Conoscere l’opera di Arthur Penn significa conoscere meglio anche il cinema. Una retrospettiva di tredici film del regista americano, un esempio per le successive generazioni di cineasti con una particolare attenzione all’estetica, al linguaggio e alle tecniche, è stata presentata alla sedicesima edizione della Festa del Cinema di Roma 2021. Uno degli autori più amati e rappresentativi della storia cinematografica della fine degli anni ’50, che nel corso dei decenni, ha saputo portare sul grande schermo, in televisione e al teatro le contraddizioni della società contemporanea.
Intellettuale appassionato, Arthur Penn, classe ‘22, così acuto nel mettere in luce le ingiustizie del mondo, era capace di disinnescare e rendere trasparente, qualsiasi stile: quello del noir (Bersaglio di notte), quello del western (Furia selvaggia, Il piccolo grande uomo, Missouri), quello del gangster film (Gangster Story).
Già dal suo primo film, The left-handed gun (1958; Furia selvaggia ‒ Billy Kid) il suo tocco personale viene immediatamente amato dai critici dei Cahiers du cinéma (Rivista francese fondata nel 1951 da André Bazin, Jacques Doniol-Valcroze e Jean-Marie Lo Duca).
Passione e sentimento tra gli ingredienti principali del cinema di Penn, nonostante sia caratterizzato da tensione e spietata denuncia della società americana: convenzionalità, inettitudine e indifferenza.
Nei suoi lungometraggi, riesce a far emergere vicende profonde e drammatiche da un’angolazione particolare, che non è soltanto una mera descrizione ma una vera e propria critica.
Dopo cinque anni di assenza dal grande schermo, reduce dal grande successo di Piccolo grande uomo (Little Big Man), Arthur Penn ritorna nel 1975 dietro la macchina da presa con Bersaglio di notte (Night Moves). Una pellicola che racconta la storia dell’America di un preciso periodo storico (l’omicidio Kennedy e lo scandalo Watergate) che si trova in una posizione fragile e insicura, di inquietudini e paure. Il regista della New Hollywood (periodo di rinnovamento del cinema statunitense degli anni Sessanta e i primi anni Ottanta), attraverso il “noir” fa il ritratto del protagonista, figura fragile, pessimista e perdente, descrivendo così il disfacimento culturale e sentimentale di un’intera popolazione. I personaggi sono gli elementi simbolici per descrivere incertezze e illusioni di un pretesto narrativo, che il sagace cineasta di Philadelphia esprime magistralmente attraverso gli attori e le immagini, divenendo così uno dei più importanti e innovativi di quei decenni.

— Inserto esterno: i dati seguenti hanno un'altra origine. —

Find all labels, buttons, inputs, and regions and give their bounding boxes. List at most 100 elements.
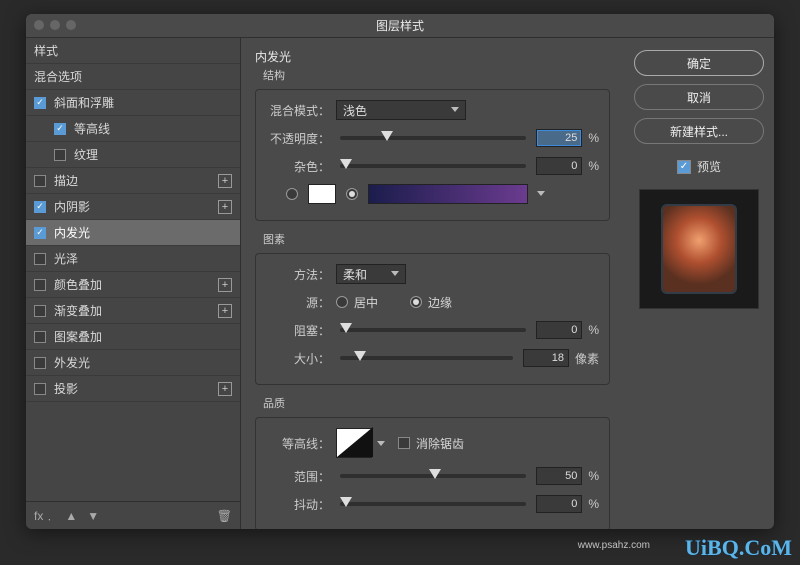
sidebar-item-satin[interactable]: 光泽 [26, 246, 240, 272]
preview-box [639, 189, 759, 309]
checkbox-icon[interactable] [34, 175, 46, 187]
source-center-radio[interactable] [336, 296, 348, 308]
checkbox-icon[interactable] [34, 227, 46, 239]
cancel-button[interactable]: 取消 [634, 84, 764, 110]
sidebar-item-innerglow[interactable]: 内发光 [26, 220, 240, 246]
close-icon[interactable] [34, 20, 44, 30]
fx-icon[interactable]: fx﹒ [34, 507, 55, 524]
label: 斜面和浮雕 [54, 94, 114, 111]
label: 描边 [54, 172, 78, 189]
window-traffic-lights [34, 20, 76, 30]
sidebar-item-outerglow[interactable]: 外发光 [26, 350, 240, 376]
contour-picker[interactable] [336, 428, 372, 458]
slider-thumb-icon[interactable] [340, 323, 352, 333]
add-icon[interactable]: + [218, 174, 232, 188]
slider-thumb-icon[interactable] [354, 351, 366, 361]
noise-label: 杂色： [266, 158, 330, 175]
elements-group: 方法： 柔和 源： 居中 边缘 阻塞： 0 % [255, 253, 610, 385]
minimize-icon[interactable] [50, 20, 60, 30]
sidebar-item-stroke[interactable]: 描边 + [26, 168, 240, 194]
slider-thumb-icon[interactable] [340, 159, 352, 169]
label: 光泽 [54, 250, 78, 267]
opacity-field: 不透明度： 25 % [266, 126, 599, 150]
choke-field: 阻塞： 0 % [266, 318, 599, 342]
add-icon[interactable]: + [218, 382, 232, 396]
preview-toggle[interactable]: 预览 [677, 158, 721, 175]
checkbox-icon[interactable] [34, 357, 46, 369]
size-input[interactable]: 18 [523, 349, 569, 367]
checkbox-icon[interactable] [34, 201, 46, 213]
panel-title: 内发光 [255, 48, 610, 65]
label: 混合选项 [34, 68, 82, 85]
noise-input[interactable]: 0 [536, 157, 582, 175]
jitter-unit: % [588, 497, 599, 511]
add-icon[interactable]: + [218, 200, 232, 214]
structure-heading: 结构 [263, 67, 610, 83]
glow-color-field [266, 182, 599, 206]
sidebar-item-coloroverlay[interactable]: 颜色叠加+ [26, 272, 240, 298]
opacity-input[interactable]: 25 [536, 129, 582, 147]
antialias-checkbox[interactable] [398, 437, 410, 449]
gradient-radio[interactable] [346, 188, 358, 200]
chevron-down-icon [391, 271, 399, 276]
sidebar-item-patternoverlay[interactable]: 图案叠加 [26, 324, 240, 350]
quality-heading: 品质 [263, 395, 610, 411]
jitter-field: 抖动： 0 % [266, 492, 599, 516]
sidebar-item-dropshadow[interactable]: 投影+ [26, 376, 240, 402]
label: 内发光 [54, 224, 90, 241]
jitter-input[interactable]: 0 [536, 495, 582, 513]
opacity-slider[interactable] [340, 136, 526, 140]
sidebar-header-blending[interactable]: 混合选项 [26, 64, 240, 90]
sidebar-item-texture[interactable]: 纹理 [26, 142, 240, 168]
ok-button[interactable]: 确定 [634, 50, 764, 76]
arrow-up-icon[interactable]: ▲ [65, 509, 77, 523]
zoom-icon[interactable] [66, 20, 76, 30]
range-field: 范围： 50 % [266, 464, 599, 488]
new-style-button[interactable]: 新建样式... [634, 118, 764, 144]
blendmode-select[interactable]: 浅色 [336, 100, 466, 120]
checkbox-icon[interactable] [54, 123, 66, 135]
gradient-picker[interactable] [368, 184, 528, 204]
sidebar-item-contour[interactable]: 等高线 [26, 116, 240, 142]
choke-unit: % [588, 323, 599, 337]
technique-field: 方法： 柔和 [266, 262, 599, 286]
color-swatch[interactable] [308, 184, 336, 204]
checkbox-icon[interactable] [34, 331, 46, 343]
source-edge-label: 边缘 [428, 294, 452, 311]
sidebar-item-gradientoverlay[interactable]: 渐变叠加+ [26, 298, 240, 324]
range-input[interactable]: 50 [536, 467, 582, 485]
choke-input[interactable]: 0 [536, 321, 582, 339]
checkbox-icon[interactable] [34, 253, 46, 265]
checkbox-icon[interactable] [34, 279, 46, 291]
checkbox-icon[interactable] [34, 383, 46, 395]
trash-icon[interactable]: 🗑 [217, 509, 232, 523]
range-slider[interactable] [340, 474, 526, 478]
checkbox-icon[interactable] [677, 160, 691, 174]
watermark-small: www.psahz.com [578, 540, 650, 551]
effect-settings: 内发光 结构 混合模式： 浅色 不透明度： 25 % 杂色： 0 [241, 38, 624, 529]
slider-thumb-icon[interactable] [429, 469, 441, 479]
contour-label: 等高线： [266, 435, 330, 452]
sidebar-item-innershadow[interactable]: 内阴影+ [26, 194, 240, 220]
choke-slider[interactable] [340, 328, 526, 332]
noise-slider[interactable] [340, 164, 526, 168]
size-slider[interactable] [340, 356, 513, 360]
preview-thumbnail [663, 206, 735, 292]
solid-color-radio[interactable] [286, 188, 298, 200]
add-icon[interactable]: + [218, 278, 232, 292]
arrow-down-icon[interactable]: ▼ [87, 509, 99, 523]
checkbox-icon[interactable] [54, 149, 66, 161]
jitter-slider[interactable] [340, 502, 526, 506]
antialias-label: 消除锯齿 [416, 435, 464, 452]
slider-thumb-icon[interactable] [340, 497, 352, 507]
slider-thumb-icon[interactable] [381, 131, 393, 141]
sidebar-header-styles[interactable]: 样式 [26, 38, 240, 64]
layer-style-dialog: 图层样式 样式 混合选项 斜面和浮雕 等高线 纹理 描边+ 内阴影+ 内发光 光… [26, 14, 774, 529]
source-edge-radio[interactable] [410, 296, 422, 308]
sidebar-item-bevel[interactable]: 斜面和浮雕 [26, 90, 240, 116]
checkbox-icon[interactable] [34, 97, 46, 109]
technique-select[interactable]: 柔和 [336, 264, 406, 284]
checkbox-icon[interactable] [34, 305, 46, 317]
noise-unit: % [588, 159, 599, 173]
add-icon[interactable]: + [218, 304, 232, 318]
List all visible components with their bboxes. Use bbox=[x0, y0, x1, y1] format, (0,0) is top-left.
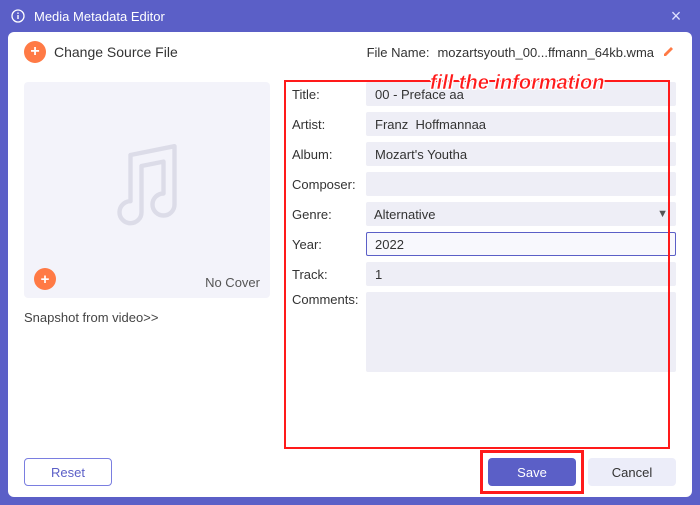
artist-row: Artist: bbox=[292, 112, 676, 136]
artist-input[interactable] bbox=[366, 112, 676, 136]
comments-input[interactable] bbox=[366, 292, 676, 372]
genre-value: Alternative bbox=[374, 207, 435, 222]
genre-label: Genre: bbox=[292, 207, 366, 222]
chevron-down-icon: ▼ bbox=[657, 208, 668, 220]
composer-row: Composer: bbox=[292, 172, 676, 196]
composer-label: Composer: bbox=[292, 177, 366, 192]
file-name-value: mozartsyouth_00...ffmann_64kb.wma bbox=[437, 45, 654, 60]
footer: Reset Save Cancel bbox=[8, 447, 692, 497]
reset-button[interactable]: Reset bbox=[24, 458, 112, 486]
comments-label: Comments: bbox=[292, 292, 366, 307]
album-row: Album: bbox=[292, 142, 676, 166]
year-label: Year: bbox=[292, 237, 366, 252]
window-title: Media Metadata Editor bbox=[34, 9, 165, 24]
file-name-label: File Name: bbox=[367, 45, 430, 60]
album-input[interactable] bbox=[366, 142, 676, 166]
cover-placeholder: + No Cover bbox=[24, 82, 270, 298]
title-row: Title: bbox=[292, 82, 676, 106]
title-label: Title: bbox=[292, 87, 366, 102]
artist-label: Artist: bbox=[292, 117, 366, 132]
album-label: Album: bbox=[292, 147, 366, 162]
comments-row: Comments: bbox=[292, 292, 676, 372]
track-label: Track: bbox=[292, 267, 366, 282]
no-cover-label: No Cover bbox=[205, 275, 260, 290]
year-input[interactable] bbox=[366, 232, 676, 256]
edit-filename-icon[interactable] bbox=[662, 44, 676, 61]
file-name-row: File Name: mozartsyouth_00...ffmann_64kb… bbox=[367, 44, 676, 61]
genre-select[interactable]: Alternative ▼ bbox=[366, 202, 676, 226]
save-highlight-box: Save bbox=[488, 458, 576, 486]
music-note-icon bbox=[92, 133, 202, 248]
titlebar: Media Metadata Editor × bbox=[0, 0, 700, 32]
form-column: Title: Artist: Album: Composer: Genre: A… bbox=[292, 82, 676, 447]
snapshot-link[interactable]: Snapshot from video>> bbox=[24, 310, 274, 325]
add-cover-button[interactable]: + bbox=[34, 268, 56, 290]
composer-input[interactable] bbox=[366, 172, 676, 196]
cancel-button[interactable]: Cancel bbox=[588, 458, 676, 486]
track-input[interactable] bbox=[366, 262, 676, 286]
year-row: Year: bbox=[292, 232, 676, 256]
genre-row: Genre: Alternative ▼ bbox=[292, 202, 676, 226]
title-input[interactable] bbox=[366, 82, 676, 106]
save-button[interactable]: Save bbox=[488, 458, 576, 486]
main-panel: + Change Source File File Name: mozartsy… bbox=[8, 32, 692, 497]
change-source-plus-icon[interactable]: + bbox=[24, 41, 46, 63]
info-icon bbox=[10, 8, 26, 24]
change-source-label[interactable]: Change Source File bbox=[54, 44, 178, 60]
content: + No Cover Snapshot from video>> Title: … bbox=[8, 72, 692, 447]
track-row: Track: bbox=[292, 262, 676, 286]
close-icon[interactable]: × bbox=[662, 6, 690, 27]
cover-column: + No Cover Snapshot from video>> bbox=[24, 82, 274, 447]
panel-header: + Change Source File File Name: mozartsy… bbox=[8, 32, 692, 72]
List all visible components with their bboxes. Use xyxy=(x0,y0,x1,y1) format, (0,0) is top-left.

Il protagonista, Harry Moseby, (Gene Hackman) è l'emblema cinematografico di una generazione di deboli e sconfitti, tipica di quell’epoca (gli anni ’70). Harry, giovane promessa del football, è un investigatore privato. Dopo la scoperta del tradimento della moglie (Susan Clark), di cui reagisce passivamente e con indifferenza, cerca di dare un senso alla sua vita e si butta totalmente sul nuovo incarico, ricevuto da una ex attrice: ritrovare la giovane figlia (Melanie Griffith) scappata di casa.
Privo di particolare talento, consapevole della sua debolezza del fallimento affettivo e professionale, Harry Moseby, incapace di reagire si scontra con un inevitabile destino e una serie di tragiche conseguenze. Harry è un personaggio in piena crisi di identità, che rispecchia quello degli States, da una parte il fallimento dello spettro del Vietnam e dall'altro lo scandalo tutto americano del Watergate e l'incertezza del dopo Nixon.
Gene Hackman è l'America del caos degli anni Settanta, vista dall’obiettivo di Penn che mescola settima arte e politica, analisi della società e diversi spunti cinematografici. Uno dei padri della New Hollywood, torna così a raccontare la storia dell’America attraverso i suoi personaggi di ineccepibile bravura e interpretazione da Gene Hackman a quella dei due giovanissimi interpreti, James Woods e la debuttante Melanie Griffith che sembrano da sempre abituati ai riflettori.